The RAG Pipeline That Ran Fine in Dev and Fell Apart in Prod
A field report from a production RAG deployment that looked perfect in staging and degraded quietly in production for three weeks before anyone noticed. What broke, why it was invisible, and what we changed.
The retrieval quality metrics looked fine. The latency was acceptable. Users were getting answers. It was only when a client's team started cross-referencing AI responses against their source documents that they realised the system had been confidently returning stale, partially incorrect context for 22 days.
This is a field report. Names and domain details are anonymised. The failure modes are real.
What the System Was
A standard RAG setup: document ingestion pipeline, OpenAI embeddings, pgvector for retrieval, GPT-4o for generation. The document corpus was a living knowledge base — updated by the client's ops team daily. In dev, we tested against a static snapshot. In production, the corpus was live.
Failure Mode 1: Embedding Drift on Document Updates
When a source document was updated, the ingestion pipeline re-chunked and re-embedded the new version — but did not delete the old chunk vectors. Both the old and new versions of the same document existed in the vector store simultaneously. Retrieval would sometimes return the superseded version because its embedding was marginally closer to the query vector.
The fix: every chunk carries a document ID and version hash. On ingest, all chunks with the same document ID are deleted before new chunks are inserted. Atomic upsert, not append.
Failure Mode 2: Chunking Strategy That Broke Semantic Units
We had chunked by token count (512 tokens, 50-token overlap). This worked on well-structured documents. The production corpus included procedure documents where a critical 'exception' clause appeared three paragraphs after the rule it modified. The rule would be retrieved; the exception would not. The AI would answer as if the exception did not exist.

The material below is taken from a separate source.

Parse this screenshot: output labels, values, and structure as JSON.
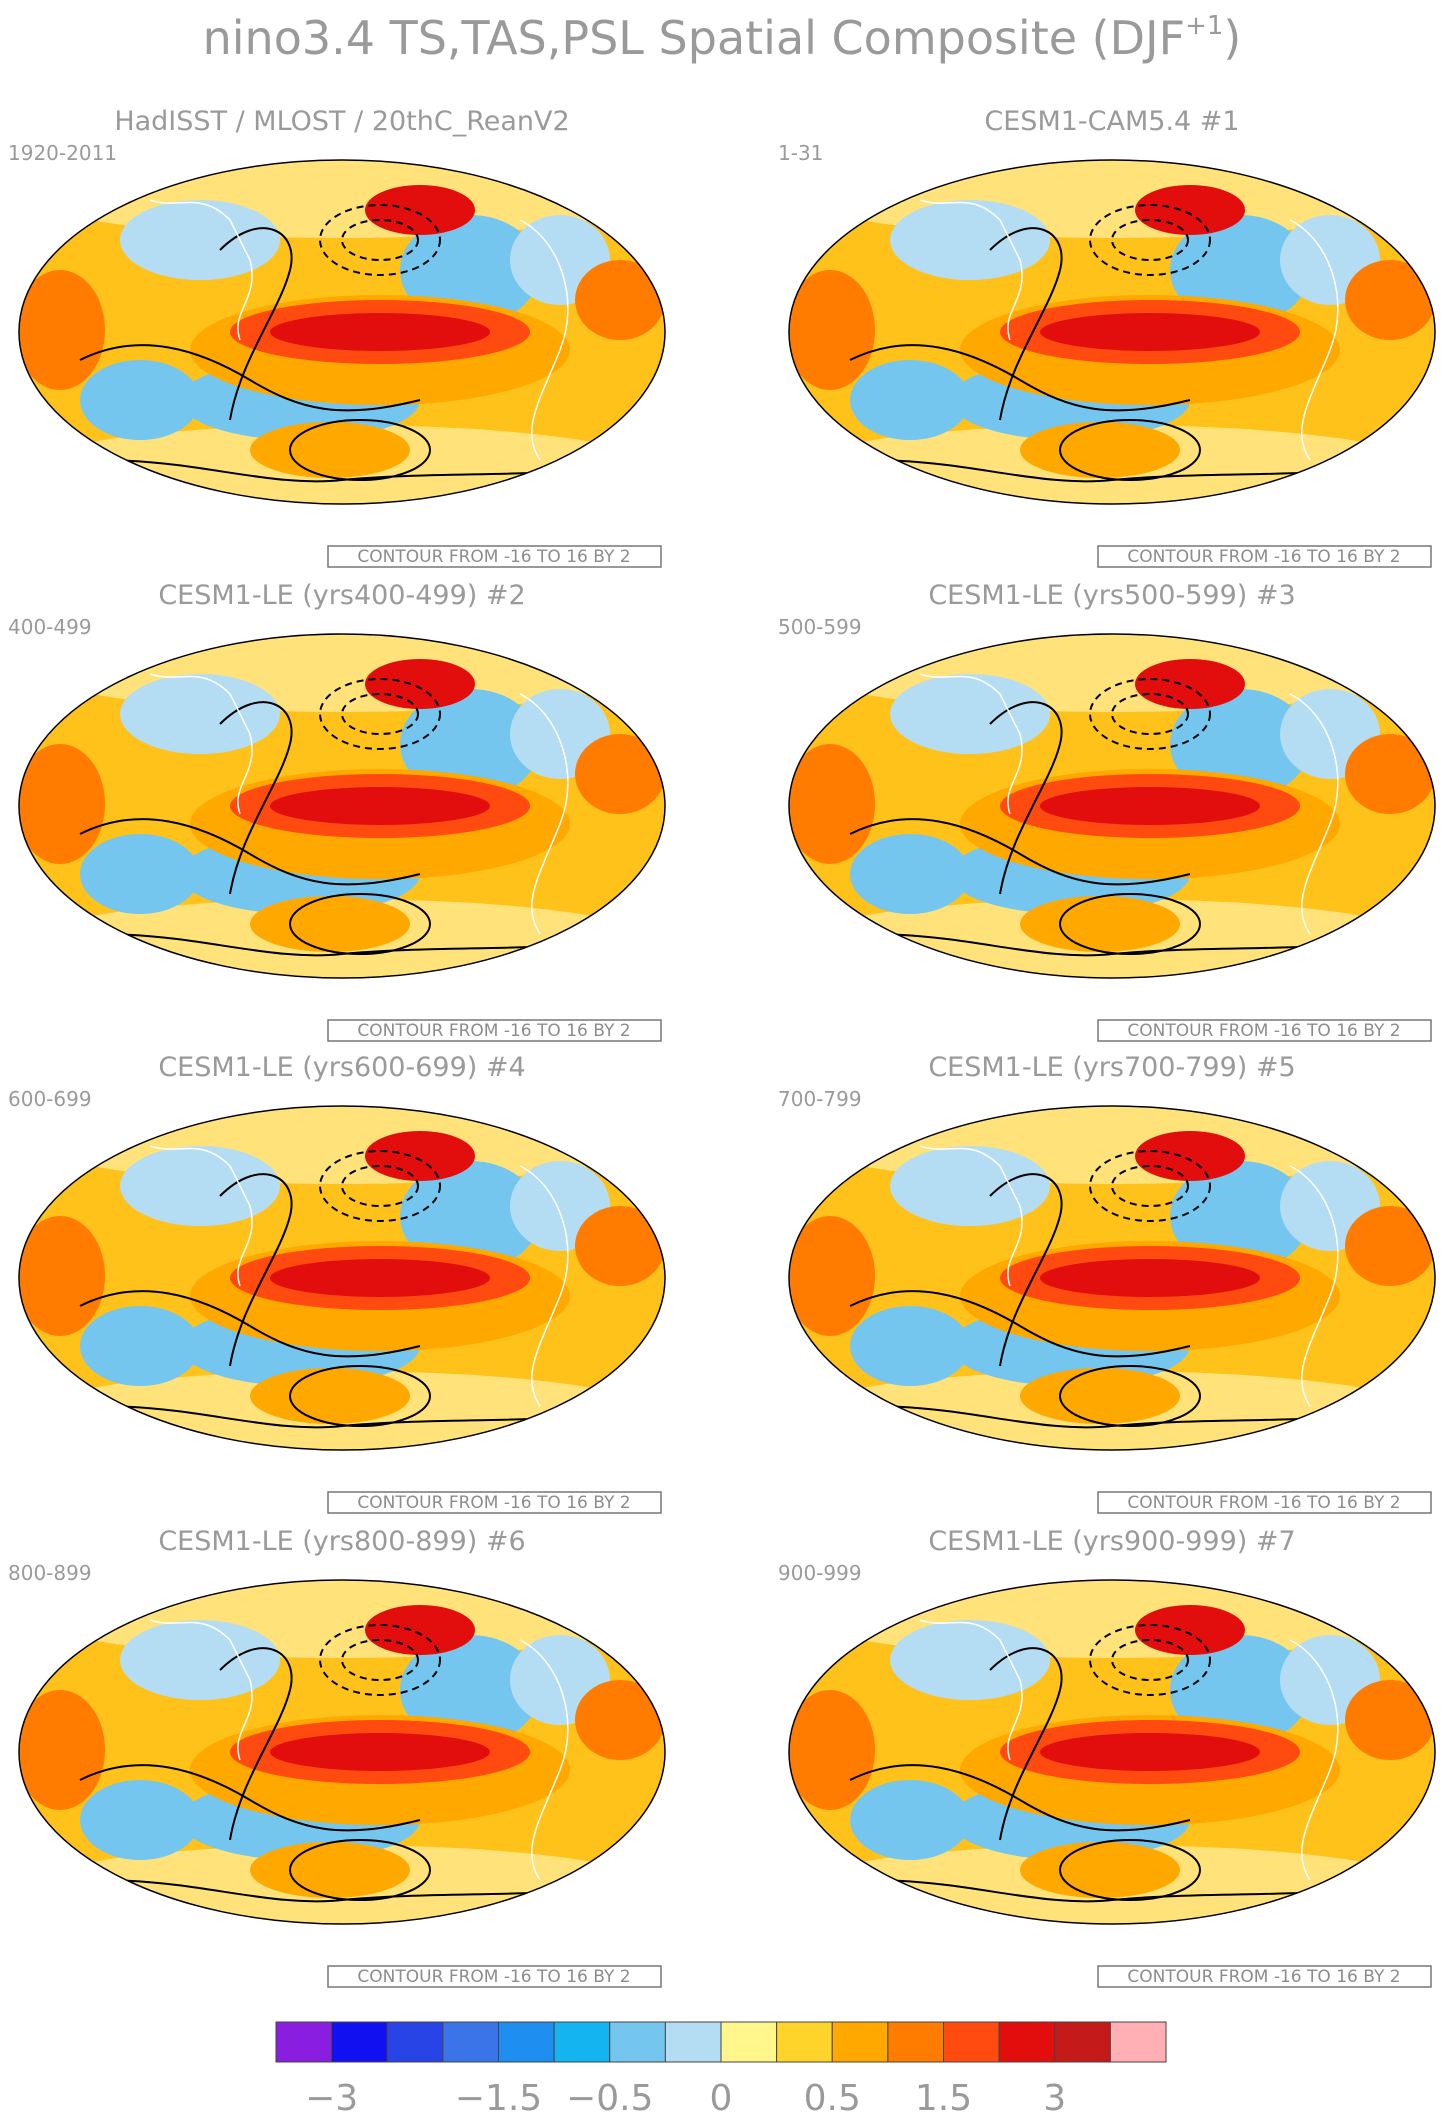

Chunking strategy is a domain problem, not a technical one. The right chunk boundary depends on how humans actually structure knowledge in that corpus.
Failure Mode 3: No Retrieval Quality Monitoring
We had latency monitoring. We had error rate monitoring. We had zero monitoring of retrieval quality — the cosine similarity scores of retrieved chunks, the hit rate of top-1 vs top-5 retrieval, or whether retrieved chunks were actually relevant to the query.
Now every RAG deployment we run logs the top-k similarity scores per query, tracks mean retrieval similarity over a rolling 24-hour window, and alerts when it drops more than 15% from baseline. This is the canary that catches embedding drift, corpus degradation, and chunking problems before users notice.
What We Ship Now as Standard
Atomic document upsert — delete old chunks, insert new, in a transaction
Domain-aware chunking — reviewed with a subject matter expert before go-live
Retrieval quality metrics in the observability stack from day one
A weekly offline evaluation run against a golden query set with known expected chunks
RAG is not hard to build. It is hard to keep working. Treat it like infrastructure — monitor it like infrastructure.